Daniel Kammen (UC-Berkeley)
In a resignation letter posted to Twitter, Kammen wrote that Trump's remarks about the racial violence in Virginia had attacked “core values of the United States” and that it would have “domestic and international ramifications.”
Demonstrations by white supremacist groups on Aug. 12 turned deadly after a neo-Nazi plowed a car into a crowd, killing one counterprotester and injuring at least 19 other people in Charlottesville. Two Virginia state troopers were also killed when their helicopter crashed.
Trump's initial response was widely criticized, even by members of his own political party, for being insufficient and vague. Though the president later condemned the hate groups, he went on to effectively undo his conciliatory remarks by giving an off-the-rails news conference days later in which he once again blamed “both sides” in Charlottesville.

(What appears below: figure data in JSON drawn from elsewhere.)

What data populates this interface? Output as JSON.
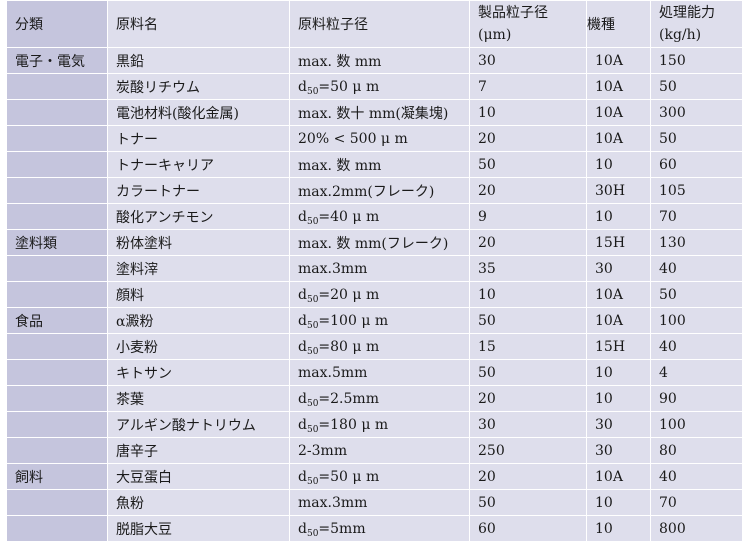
{
  "table": {
    "headers": {
      "category": "分類",
      "material": "原料名",
      "particle_size": "原料粒子径",
      "product_size_line1": "製品粒子径",
      "product_size_line2": "(μm)",
      "machine": "機種",
      "capacity_line1": "処理能力",
      "capacity_line2": "(kg/h)"
    },
    "rows": [
      {
        "category": "電子・電気",
        "material": "黒鉛",
        "size_text": "max. 数 mm",
        "product": "30",
        "machine": "10A",
        "capacity": "150"
      },
      {
        "category": "",
        "material": "炭酸リチウム",
        "size_pre": "d",
        "size_sub": "50",
        "size_post": "=50 μ m",
        "product": "7",
        "machine": "10A",
        "capacity": "50"
      },
      {
        "category": "",
        "material": "電池材料(酸化金属)",
        "size_text": "max. 数十 mm(凝集塊)",
        "product": "10",
        "machine": "10A",
        "capacity": "300"
      },
      {
        "category": "",
        "material": "トナー",
        "size_text": "20% < 500 μ m",
        "product": "20",
        "machine": "10A",
        "capacity": "50"
      },
      {
        "category": "",
        "material": "トナーキャリア",
        "size_text": "max. 数 mm",
        "product": "50",
        "machine": "10",
        "capacity": "60"
      },
      {
        "category": "",
        "material": "カラートナー",
        "size_text": "max.2mm(フレーク)",
        "product": "20",
        "machine": "30H",
        "capacity": "105"
      },
      {
        "category": "",
        "material": "酸化アンチモン",
        "size_pre": "d",
        "size_sub": "50",
        "size_post": "=40 μ m",
        "product": "9",
        "machine": "10",
        "capacity": "70"
      },
      {
        "category": "塗料類",
        "material": "粉体塗料",
        "size_text": "max. 数 mm(フレーク)",
        "product": "20",
        "machine": "15H",
        "capacity": "130"
      },
      {
        "category": "",
        "material": "塗料滓",
        "size_text": "max.3mm",
        "product": "35",
        "machine": "30",
        "capacity": "40"
      },
      {
        "category": "",
        "material": "顔料",
        "size_pre": "d",
        "size_sub": "50",
        "size_post": "=20 μ m",
        "product": "10",
        "machine": "10A",
        "capacity": "50"
      },
      {
        "category": "食品",
        "material": "α澱粉",
        "size_pre": "d",
        "size_sub": "50",
        "size_post": "=100 μ m",
        "product": "50",
        "machine": "10A",
        "capacity": "100"
      },
      {
        "category": "",
        "material": "小麦粉",
        "size_pre": "d",
        "size_sub": "50",
        "size_post": "=80 μ m",
        "product": "15",
        "machine": "15H",
        "capacity": "40"
      },
      {
        "category": "",
        "material": "キトサン",
        "size_text": "max.5mm",
        "product": "50",
        "machine": "10",
        "capacity": "4"
      },
      {
        "category": "",
        "material": "茶葉",
        "size_pre": "d",
        "size_sub": "50",
        "size_post": "=2.5mm",
        "product": "20",
        "machine": "10",
        "capacity": "90"
      },
      {
        "category": "",
        "material": "アルギン酸ナトリウム",
        "size_pre": "d",
        "size_sub": "50",
        "size_post": "=180 μ m",
        "product": "30",
        "machine": "30",
        "capacity": "100"
      },
      {
        "category": "",
        "material": "唐辛子",
        "size_text": "2-3mm",
        "product": "250",
        "machine": "30",
        "capacity": "80"
      },
      {
        "category": "飼料",
        "material": "大豆蛋白",
        "size_pre": "d",
        "size_sub": "50",
        "size_post": "=50 μ m",
        "product": "20",
        "machine": "10A",
        "capacity": "40"
      },
      {
        "category": "",
        "material": "魚粉",
        "size_text": "max.3mm",
        "product": "50",
        "machine": "10",
        "capacity": "70"
      },
      {
        "category": "",
        "material": "脱脂大豆",
        "size_pre": "d",
        "size_sub": "50",
        "size_post": "=5mm",
        "product": "60",
        "machine": "10",
        "capacity": "800"
      }
    ]
  }
}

Kammen, who was appointed during Barack Obama's presidency, said it would be unconscionable for him to continue serving the administration after those remarks. He said he stood with “the unequivocal and authoritative statements” of a slew of other public officials, both Democratic and Republican.
“Acts and words matter,” Kammen wrote. “To continue in my role under your administration would be inconsistent with the principles of the United States Oath of Allegiance to which I adhere.”
However, his most biting message may have come in the form of a hidden acrostic: The first letter of each paragraph spelled out I-M-P-E-A-C-H.